My Brother is Boss (dir. B. Tamir, Mongolia)
On a stormy night young Khangai is running away from the murderer of his parents with his younger brother Monkhoo. Leaving Monkhoo at a stranger’s house, he promises to return one day. Fast forward to the criminal underworld of present day Ulaanbaatar. Khangai has just been released from prison and is welcomed back into the arms of his criminal gang. His boss has issues with a corporation that is threatening his business and enlists Khangai to do the dirty work. Everything goes to plan until Khangai, forever searching for his long lost brother, finally makes contact with his abandoned sibling, but as before, it is in the wrong place at the wrong time…
The Stolen Years (dir. Barbara Wong Chun-Chun, China)
Xie Yu (Joseph Chang) and He Man (Fay Bai) are a dream team at their advertising company by day and a couple that is madly in love by night. However, with the pressures of work and their troubles in life piling up, their passion fades through time and a break up is nigh. At the brink of their break up, He Man loses five years of her memory due to a car accident. And as if hitting the delete key on all the bad memories she had with Yu, she falls madly in love with him ‘again’, only to find that Yu is already dating someone else. Lost, heartbroken and confused, Man is determined to find out what caused them falling out of love, and Yu promises to help her. As bits and pieces of her memories start to resurface, their powerful romance turns a new and unexpected page…
Dot 2 Dot (dir. Amos Why, Hong Kong)
A girl from Northern China, who comes to Hong Kong for teaching Putonghua, starts exploring the surrounding and history of her new city when she determines to find out the boy behind the mysterious dot to dot graffiti outside every subway station.
Offshore: Elmer and the Swiss Bank Secrecy (dir. Werner Schweizer, Switzerland)
While, in the US, Swiss bank managers are apologizing for their practice of tax evasion, and lists of clients are made available to the American authorities, Rudolf Elmer, former auditor at Julius Bär, is accused of violation of the Swiss bank secrecy in the Cayman Islands. Once an insider, Elmer has turned into a critic.
B & B (dir. Joe Ahearne, UK)
Gay Londoners Marc and Fred plan for a weekend of mischief, baiting the owner of a remote Christian B&B. Events take a deadly turn when another guest arrives, who they think might have something more sinister in mind.
Shift (dir. Nyamdavaa Baasansuren, Mongolia)
When two schools are merged into one because of budget cuts, rival gangs and bullies declare war, each trying to declare themselves the top dog of the school during class break, which has become the new turf war.
Body Electric (dir. Marcelo Caetano, Brazil)

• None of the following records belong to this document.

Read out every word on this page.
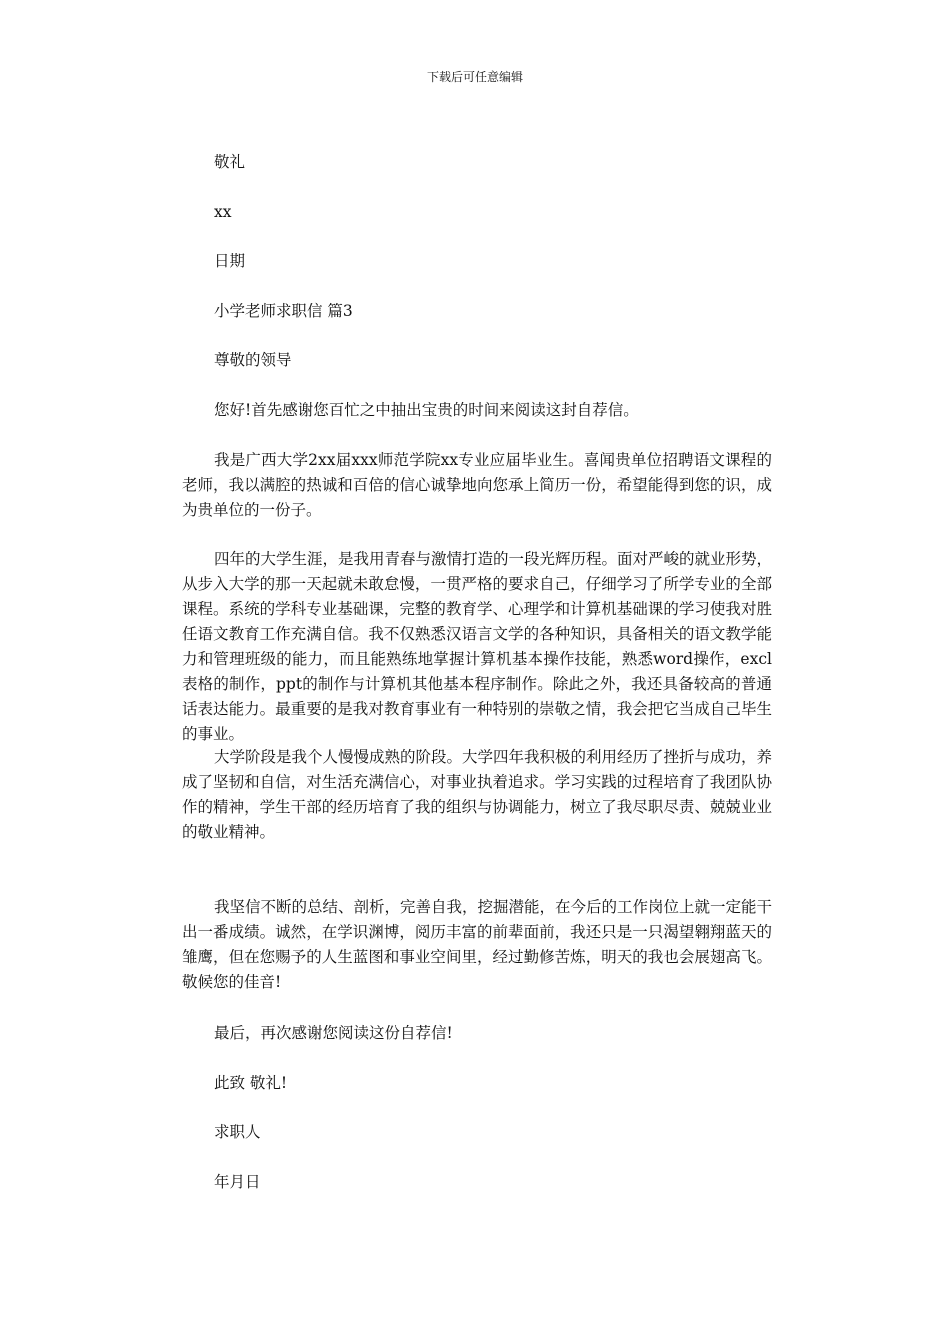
下载后可任意编辑
敬礼
xx
日期
小学老师求职信 篇3
尊敬的领导
您好!首先感谢您百忙之中抽出宝贵的时间来阅读这封自荐信。
我是广西大学2xx届xxx师范学院xx专业应届毕业生。喜闻贵单位招聘语文课程的老师，我以满腔的热诚和百倍的信心诚挚地向您承上简历一份，希望能得到您的识，成为贵单位的一份子。
四年的大学生涯，是我用青春与激情打造的一段光辉历程。面对严峻的就业形势，从步入大学的那一天起就未敢怠慢，一贯严格的要求自己，仔细学习了所学专业的全部课程。系统的学科专业基础课，完整的教育学、心理学和计算机基础课的学习使我对胜任语文教育工作充满自信。我不仅熟悉汉语言文学的各种知识，具备相关的语文教学能力和管理班级的能力，而且能熟练地掌握计算机基本操作技能，熟悉word操作，excl表格的制作，ppt的制作与计算机其他基本程序制作。除此之外，我还具备较高的普通话表达能力。最重要的是我对教育事业有一种特别的崇敬之情，我会把它当成自己毕生的事业。
大学阶段是我个人慢慢成熟的阶段。大学四年我积极的利用经历了挫折与成功，养成了坚韧和自信，对生活充满信心，对事业执着追求。学习实践的过程培育了我团队协作的精神，学生干部的经历培育了我的组织与协调能力，树立了我尽职尽责、兢兢业业的敬业精神。
我坚信不断的总结、剖析，完善自我，挖掘潜能，在今后的工作岗位上就一定能干出一番成绩。诚然，在学识渊博，阅历丰富的前辈面前，我还只是一只渴望翱翔蓝天的雏鹰，但在您赐予的人生蓝图和事业空间里，经过勤修苦炼，明天的我也会展翅高飞。敬候您的佳音!
最后，再次感谢您阅读这份自荐信!
此致 敬礼!
求职人
年月日
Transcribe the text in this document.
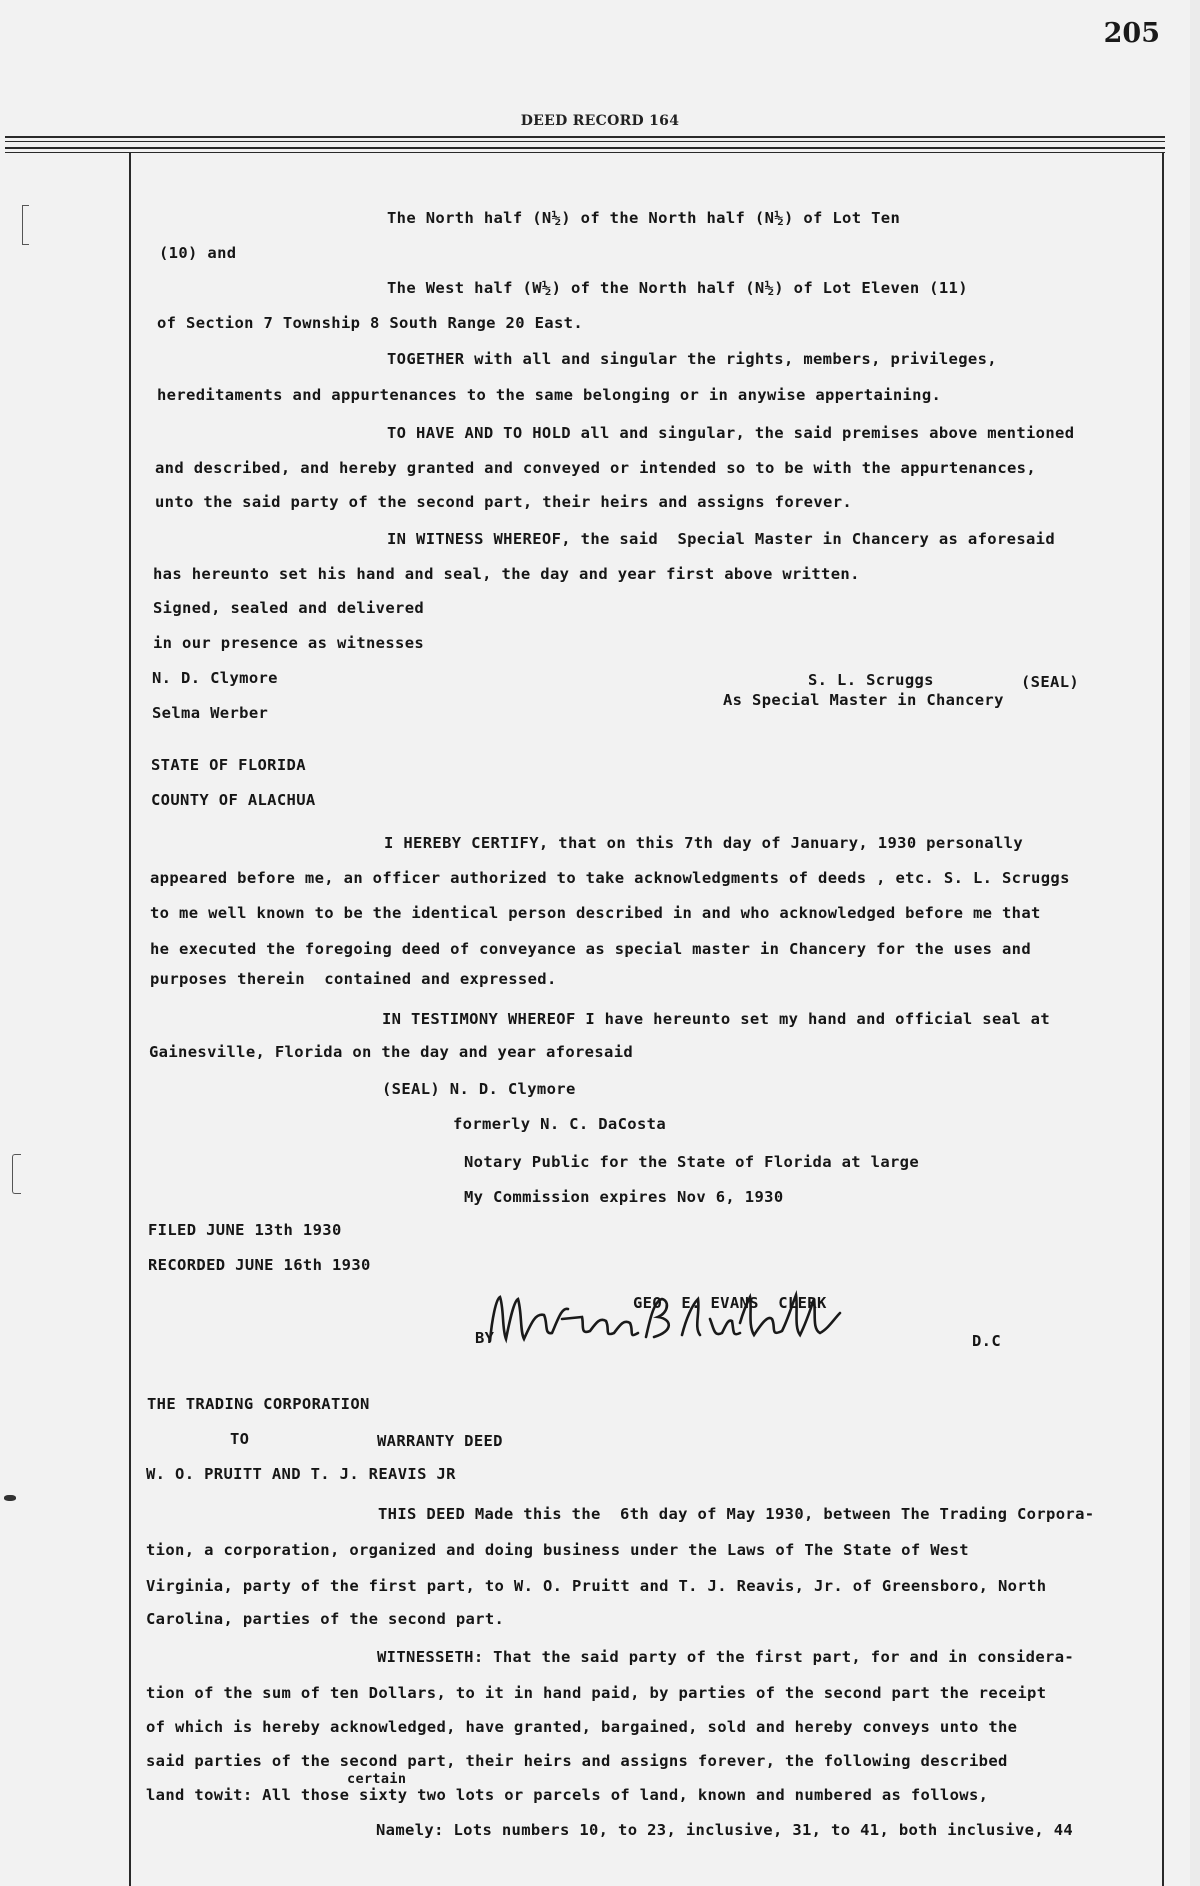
205
DEED RECORD 164
The North half (N½) of the North half (N½) of Lot Ten
(10) and
The West half (W½) of the North half (N½) of Lot Eleven (11)
of Section 7 Township 8 South Range 20 East.
TOGETHER with all and singular the rights, members, privileges,
hereditaments and appurtenances to the same belonging or in anywise appertaining.
TO HAVE AND TO HOLD all and singular, the said premises above mentioned
and described, and hereby granted and conveyed or intended so to be with the appurtenances,
unto the said party of the second part, their heirs and assigns forever.
IN WITNESS WHEREOF, the said  Special Master in Chancery as aforesaid
has hereunto set his hand and seal, the day and year first above written.
Signed, sealed and delivered
in our presence as witnesses
N. D. Clymore
Selma Werber
S. L. Scruggs	(SEAL)
As Special Master in Chancery
STATE OF FLORIDA
COUNTY OF ALACHUA
I HEREBY CERTIFY, that on this 7th day of January, 1930 personally
appeared before me, an officer authorized to take acknowledgments of deeds , etc. S. L. Scruggs
to me well known to be the identical person described in and who acknowledged before me that
he executed the foregoing deed of conveyance as special master in Chancery for the uses and
purposes therein  contained and expressed.
IN TESTIMONY WHEREOF I have hereunto set my hand and official seal at
Gainesville, Florida on the day and year aforesaid
(SEAL) N. D. Clymore
formerly N. C. DaCosta
Notary Public for the State of Florida at large
My Commission expires Nov 6, 1930
FILED JUNE 13th 1930
RECORDED JUNE 16th 1930
BY	D.C
GEO. E. EVANS  CLERK
THE TRADING CORPORATION
TO	WARRANTY DEED
W. O. PRUITT AND T. J. REAVIS JR
THIS DEED Made this the  6th day of May 1930, between The Trading Corpora-
tion, a corporation, organized and doing business under the Laws of The State of West
Virginia, party of the first part, to W. O. Pruitt and T. J. Reavis, Jr. of Greensboro, North
Carolina, parties of the second part.
WITNESSETH: That the said party of the first part, for and in considera-
tion of the sum of ten Dollars, to it in hand paid, by parties of the second part the receipt
of which is hereby acknowledged, have granted, bargained, sold and hereby conveys unto the
said parties of the second part, their heirs and assigns forever, the following described
certain
land towit: All those sixty two lots or parcels of land, known and numbered as follows,
Namely: Lots numbers 10, to 23, inclusive, 31, to 41, both inclusive, 44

Elias works as an assistant designer in a clothing factory. As the distance between his professional and personal life closes, he explores his desires, invigorated by the freedom offered through his companions. Against the warnings of his superiors, Elias takes to socialising into the night and sleeping with his co-workers.
This feature debut by Marcelo Caetano captures the beauty and delicate excitement of sexual awakening, as seen through the intense colour and vibrancy of São Paulo.